We also have a collection of example Slurm submit scripts that you can copy and use as a template: /apps/slurm/examples
Environment Modules: Check your "module load" lines
While you're converting your scripts from PBS to Slurm, you may also need to check your "module load" commands. Many of the scientific applications have been upgraded from prevoius semesters, so the versions available of any given app may no longer be available this semester. Please verify your application(s) *and* version(s) exist in on the cluster prior to job submission. Tensorflow is a great example. If you have a tensorflow v1.14 submit script from last semester, it will not work this semester because we have retired that version and only have v2.2.0 and v2.4.1:
# Spring 2021 $ module avail tensorflow ------------------------ /apps/usr/slurm/modules/apps ------------------------------ tensorflow/1.14-anaconda3-cuda10.0 tensorflow/2.2-anaconda3-cuda10.2 tensorflow/2.0-anaconda3-cuda10.0(default)

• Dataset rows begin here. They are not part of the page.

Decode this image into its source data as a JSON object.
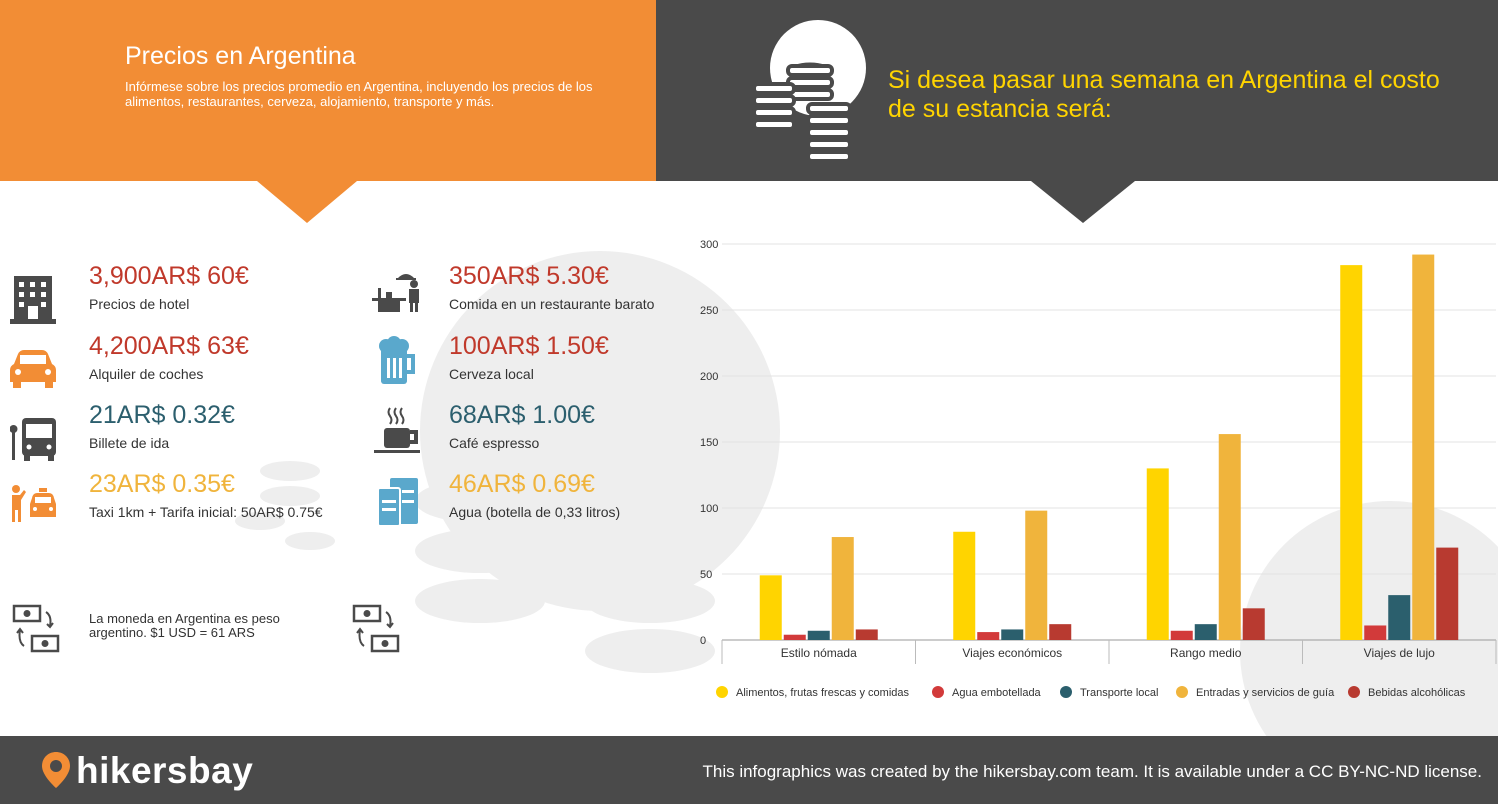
{
  "header": {
    "title": "Precios en Argentina",
    "subtitle": "Infórmese sobre los precios promedio en Argentina, incluyendo los precios de los alimentos, restaurantes, cerveza, alojamiento, transporte y más.",
    "headline": "Si desea pasar una semana en Argentina el costo de su estancia será:"
  },
  "prices": {
    "hotel": {
      "value": "3,900AR$ 60€",
      "label": "Precios de hotel",
      "icon": "hotel-icon"
    },
    "car": {
      "value": "4,200AR$ 63€",
      "label": "Alquiler de coches",
      "icon": "car-icon"
    },
    "bus": {
      "value": "21AR$ 0.32€",
      "label": "Billete de ida",
      "icon": "bus-icon"
    },
    "taxi": {
      "value": "23AR$ 0.35€",
      "label": "Taxi 1km + Tarifa inicial: 50AR$ 0.75€",
      "icon": "taxi-icon"
    },
    "meal": {
      "value": "350AR$ 5.30€",
      "label": "Comida en un restaurante barato",
      "icon": "restaurant-icon"
    },
    "beer": {
      "value": "100AR$ 1.50€",
      "label": "Cerveza local",
      "icon": "beer-icon"
    },
    "coffee": {
      "value": "68AR$ 1.00€",
      "label": "Café espresso",
      "icon": "coffee-icon"
    },
    "water": {
      "value": "46AR$ 0.69€",
      "label": "Agua (botella de 0,33 litros)",
      "icon": "water-bottle-icon"
    }
  },
  "currency_note": "La moneda en Argentina es peso argentino. $1 USD = 61 ARS",
  "colors": {
    "orange": "#f28d35",
    "dark": "#4a4a4a",
    "yellow": "#ffd400",
    "red": "#c0392b",
    "teal": "#2c5f6e",
    "gold": "#f0b43c"
  },
  "chart_data": {
    "type": "bar",
    "categories": [
      "Estilo nómada",
      "Viajes económicos",
      "Rango medio",
      "Viajes de lujo"
    ],
    "series": [
      {
        "name": "Alimentos, frutas frescas y comidas",
        "color": "#ffd400",
        "values": [
          49,
          82,
          130,
          284
        ]
      },
      {
        "name": "Agua embotellada",
        "color": "#d23a3a",
        "values": [
          4,
          6,
          7,
          11
        ]
      },
      {
        "name": "Transporte local",
        "color": "#2b5f6d",
        "values": [
          7,
          8,
          12,
          34
        ]
      },
      {
        "name": "Entradas y servicios de guía",
        "color": "#f0b43c",
        "values": [
          78,
          98,
          156,
          292
        ]
      },
      {
        "name": "Bebidas alcohólicas",
        "color": "#b83a30",
        "values": [
          8,
          12,
          24,
          70
        ]
      }
    ],
    "yticks": [
      0,
      50,
      100,
      150,
      200,
      250,
      300
    ],
    "ylim": [
      0,
      300
    ],
    "grid": true,
    "legend": "bottom"
  },
  "footer": {
    "logo": "hikersbay",
    "credits": "This infographics was created by the hikersbay.com team. It is available under a CC BY-NC-ND license."
  }
}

# Fall 2021 $ module avail tensorflow -------------------------- /apps/usr/modules/apps ---------------------------------- tensorflow/2.2.0-cuda10.2 tensorflow/2.4.1-cuda11.2(default)
So if you submit a tensorflow job that has the command "module load tensorflow/1.14-anaconda3-cuda10.0" you will get the following error in your output script:
ERROR: Unable to locate a modulefile for 'tensorflow/1.14-anaconda3-cuda10.0'
In order to submit the job and have it successfully processed, you must update the "module load" line to use one of the current tensorflow versions, for example:
module load tensorflow/2.4.1-cuda11.2
And the best way to verify that modules will load prior to job submission is, for each "module load ..." command in your submit script, execute it interactively, at the command line on the submit host. If you get an error running the "module load" line interactively, you will get an error using that same "module load" line in a compute job.